The language used by Mulk Raj Anand in his, perhaps the best, novel Coolie is not very heightened or sophisticated. It is localised and Indian to a great extent. People who read it can relate to the text as well as the medium in which the text is served to them. Unlike the language of R. K. Narayan or even Raja Rao, the novel seems more and more ‘local’ in the terms of language and word choices and even the writing style.
However, the way in which is Anand projects the caste-divide and the injustice to the protagonist can be juxtaposed with the constructive and creative handling of almost the same theme in Kanthapura by Raja Rao. Anand shows the folly and leaves us stunned; Raja Rao shows the folly and tries to present a possible solution to it – by the call for change from very much within the society.

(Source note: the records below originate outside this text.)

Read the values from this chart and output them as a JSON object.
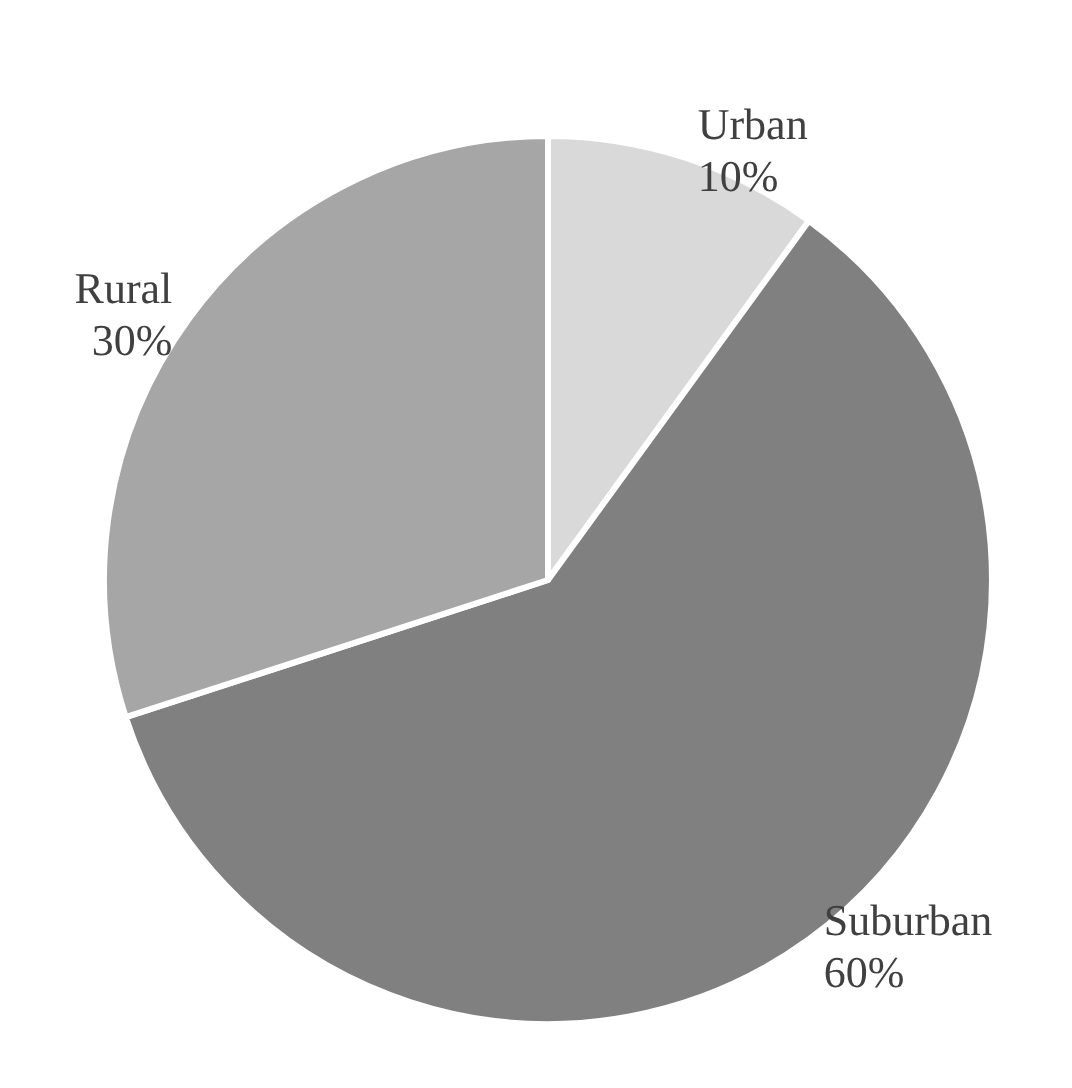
{
  "chart_data": {
    "type": "pie",
    "categories": [
      "Urban",
      "Suburban",
      "Rural"
    ],
    "values": [
      10,
      60,
      30
    ],
    "colors": [
      "#d9d9d9",
      "#808080",
      "#a6a6a6"
    ],
    "value_labels": [
      "10%",
      "60%",
      "30%"
    ]
  }
}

Realism plays a very important role in the novel. We get to know Munoo very closely and we know him in details. Just like his novel Untouchable, Anand has given a ‘wide-realistic’ finish to his novel Coolie. However, the fiction meets only grim realism and the seamy side of the life. It does not deal with the plural imagination but only with the singular reality.
In the end, the novel is popular only among the academic circles today. Because it lacks the creativity and the entertainment, readers won’t find it fitting in the contemporary reading fashion and that’s why we see it mentioned only in the syllabuses of the universities…
If you want to know the things of past and the bitter realities of British India, you can read the novel and find yourself some facts. However, you won’t find anything more than that – it’s a realistic fiction and that’s it.